Alle 16 Sekunden springt die Ampel um

Zu den bereits seit März 2020 regelmäßigen Dosiermaßnahmen, wie die Tiroler Behörden die Blockabfertigung „liebevoll“ nennen, sind in den vergangenen Wochen weitere Termine hinzugekommen. Meist sehr überraschend für die Spediteure. Grund für diese gesonderte Maßnahme sind Sanierungsarbeiten an der Luegbrücke auf der österreichischen Brennerautobahn. Dort ist derzeit nur ein einspuriger Verkehr möglich. Um den schon frühzeitig zu entspannen, werden nur wenige Lkw pro Stunde über die Grenze gelassen. 150 waren es stündlich, als sich die Vertrauensleute an der Grenze trafen. Alle 16 Sekunden springt die Ampel auf Grün und der nächste Lastwagen darf die Grenze passieren. Sollte sich der Verkehr entspannen, wird die Anzahl der Lastwagen erhöht. Im Gegensatz zu den sonst nur vormittags angesetzten regulären Blockabfertigungen dauern die neuen Maßnahmen den ganzen Tag.

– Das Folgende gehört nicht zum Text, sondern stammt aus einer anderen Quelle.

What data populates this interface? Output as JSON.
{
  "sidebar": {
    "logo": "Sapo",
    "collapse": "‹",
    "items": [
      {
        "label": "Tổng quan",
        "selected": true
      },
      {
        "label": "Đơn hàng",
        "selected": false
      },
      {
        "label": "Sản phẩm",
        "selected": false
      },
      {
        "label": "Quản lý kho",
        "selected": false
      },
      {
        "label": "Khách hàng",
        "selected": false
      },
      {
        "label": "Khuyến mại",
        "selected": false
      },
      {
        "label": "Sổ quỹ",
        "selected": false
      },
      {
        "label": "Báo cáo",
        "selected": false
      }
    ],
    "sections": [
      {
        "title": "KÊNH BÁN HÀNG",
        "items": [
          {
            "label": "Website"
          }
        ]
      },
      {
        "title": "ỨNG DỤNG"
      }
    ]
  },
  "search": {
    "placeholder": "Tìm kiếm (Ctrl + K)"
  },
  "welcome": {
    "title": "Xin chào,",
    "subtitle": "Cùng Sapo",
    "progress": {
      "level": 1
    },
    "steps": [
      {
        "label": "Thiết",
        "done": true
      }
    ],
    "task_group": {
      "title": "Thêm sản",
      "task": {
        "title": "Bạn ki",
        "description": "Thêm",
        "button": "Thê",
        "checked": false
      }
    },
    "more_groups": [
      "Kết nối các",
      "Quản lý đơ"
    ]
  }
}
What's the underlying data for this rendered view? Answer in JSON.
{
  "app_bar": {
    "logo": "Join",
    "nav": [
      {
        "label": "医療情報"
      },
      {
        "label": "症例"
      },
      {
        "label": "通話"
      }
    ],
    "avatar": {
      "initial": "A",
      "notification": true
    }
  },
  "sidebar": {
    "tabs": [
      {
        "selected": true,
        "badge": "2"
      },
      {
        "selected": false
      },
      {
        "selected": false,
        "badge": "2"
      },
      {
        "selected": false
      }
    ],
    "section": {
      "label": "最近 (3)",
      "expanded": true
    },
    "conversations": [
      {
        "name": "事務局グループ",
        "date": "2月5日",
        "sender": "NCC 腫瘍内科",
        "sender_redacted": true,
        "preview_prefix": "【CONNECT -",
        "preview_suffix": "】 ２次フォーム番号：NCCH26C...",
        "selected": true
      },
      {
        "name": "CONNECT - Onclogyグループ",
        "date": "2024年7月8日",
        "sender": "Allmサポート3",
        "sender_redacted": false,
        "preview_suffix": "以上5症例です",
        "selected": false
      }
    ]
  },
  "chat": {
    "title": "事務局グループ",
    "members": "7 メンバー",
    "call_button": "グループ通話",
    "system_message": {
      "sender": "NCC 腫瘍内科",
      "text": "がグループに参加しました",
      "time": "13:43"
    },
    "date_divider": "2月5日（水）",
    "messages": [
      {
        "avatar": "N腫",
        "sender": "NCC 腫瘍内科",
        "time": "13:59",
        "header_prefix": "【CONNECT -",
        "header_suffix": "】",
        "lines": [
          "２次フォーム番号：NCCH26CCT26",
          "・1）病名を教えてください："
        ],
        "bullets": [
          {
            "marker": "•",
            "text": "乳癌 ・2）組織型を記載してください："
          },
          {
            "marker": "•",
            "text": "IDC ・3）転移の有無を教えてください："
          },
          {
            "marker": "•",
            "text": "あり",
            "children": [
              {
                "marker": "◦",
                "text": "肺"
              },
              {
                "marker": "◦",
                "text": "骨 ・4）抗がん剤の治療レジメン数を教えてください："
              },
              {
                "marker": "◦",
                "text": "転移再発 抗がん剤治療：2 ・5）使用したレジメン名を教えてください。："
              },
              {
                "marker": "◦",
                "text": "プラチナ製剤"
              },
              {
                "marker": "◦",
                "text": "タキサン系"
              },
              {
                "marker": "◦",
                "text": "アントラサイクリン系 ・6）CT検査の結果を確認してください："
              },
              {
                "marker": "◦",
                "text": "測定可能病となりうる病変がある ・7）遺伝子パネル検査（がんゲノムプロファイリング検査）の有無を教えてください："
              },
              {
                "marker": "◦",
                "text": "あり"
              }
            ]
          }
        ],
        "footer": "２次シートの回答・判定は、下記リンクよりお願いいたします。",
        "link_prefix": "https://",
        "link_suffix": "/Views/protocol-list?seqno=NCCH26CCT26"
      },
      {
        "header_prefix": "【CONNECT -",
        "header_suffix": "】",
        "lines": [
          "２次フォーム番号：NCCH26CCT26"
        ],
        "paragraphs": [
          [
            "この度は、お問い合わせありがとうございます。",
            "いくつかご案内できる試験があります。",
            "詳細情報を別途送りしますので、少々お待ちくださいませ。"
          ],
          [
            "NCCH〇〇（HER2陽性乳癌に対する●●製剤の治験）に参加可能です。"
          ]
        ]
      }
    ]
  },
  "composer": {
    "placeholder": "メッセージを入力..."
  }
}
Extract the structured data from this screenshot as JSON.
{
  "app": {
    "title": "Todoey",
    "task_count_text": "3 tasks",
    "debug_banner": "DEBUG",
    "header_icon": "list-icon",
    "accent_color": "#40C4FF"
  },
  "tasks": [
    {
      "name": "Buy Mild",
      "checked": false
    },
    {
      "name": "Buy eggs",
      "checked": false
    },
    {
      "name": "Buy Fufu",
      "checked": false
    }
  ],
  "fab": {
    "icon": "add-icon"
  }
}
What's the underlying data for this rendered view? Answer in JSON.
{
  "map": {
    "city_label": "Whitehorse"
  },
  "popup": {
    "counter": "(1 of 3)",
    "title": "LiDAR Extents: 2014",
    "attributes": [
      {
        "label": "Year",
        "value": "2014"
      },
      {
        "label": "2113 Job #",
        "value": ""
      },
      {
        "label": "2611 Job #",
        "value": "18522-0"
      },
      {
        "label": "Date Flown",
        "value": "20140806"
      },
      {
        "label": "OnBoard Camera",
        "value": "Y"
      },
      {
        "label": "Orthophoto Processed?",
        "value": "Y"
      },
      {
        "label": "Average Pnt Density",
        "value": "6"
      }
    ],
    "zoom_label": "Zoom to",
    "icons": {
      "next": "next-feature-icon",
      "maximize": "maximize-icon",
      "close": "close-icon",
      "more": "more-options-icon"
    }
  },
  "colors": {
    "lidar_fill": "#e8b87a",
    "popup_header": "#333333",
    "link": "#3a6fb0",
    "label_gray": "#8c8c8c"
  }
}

Auf die Frage, ob einer der Vertreter an ein baldiges Ende der Maßnahmen glaubt, kommt von Gabriel Klammer aus der Wirtschaftskammer Tirol ein klares: „Nein! Da wird sich nichts ändern.“ Das Problem sei, dass jeder Lkw aus Sicht der Tiroler ein Transit-Lkw ist. Trotzdem müssten die Tiroler auch mit Waren von außerhalb versorgt werden. Aber das wird gerne ausgeblendet. Die Treffen der Vertrauensleute geht auf eine Initiative von Wirtschaftsminister Hubert Aiwanger zurück. In seinem Ministerium ist die Hoffnung groß, dass nach der Landtagswahl in Tirol Anfang Oktober die neuen Zuständigen mehr Entgegenkommen zeigen. Die Vertrauensleute sehen das allerdings skeptisch.

Die Anzeige an der Ampel (rechts) springt alle 16 Sekunden auf grün um.

Eine erste Lösung, die zwar kurzfristig umsetzbar, aber auch nur wenig hilft, wäre eine bessere Kommunikation zwischen den Behörden. Insbesondere in Hinblick auf die zusätzlichen Blockabfertigungen wegen Bauarbeiten. Das momentane Problem ist die Luegbrücke. Aber auf der Brennerroute gibt es noch einige Brücken. Und die sind alle mittlerweile in die Jahre gekommen und müssen Zug für Zug saniert oder gar ersetzt werden. Wie beispielsweise die Europabrücke, die wohl wie die Luegbrücke neu gebaut werden muss. Und das dauert. Die Asfinag in Österreich geht davon aus, dass die Brennerautobahn ab 2025 nur noch einspurig befahrbar sein wird.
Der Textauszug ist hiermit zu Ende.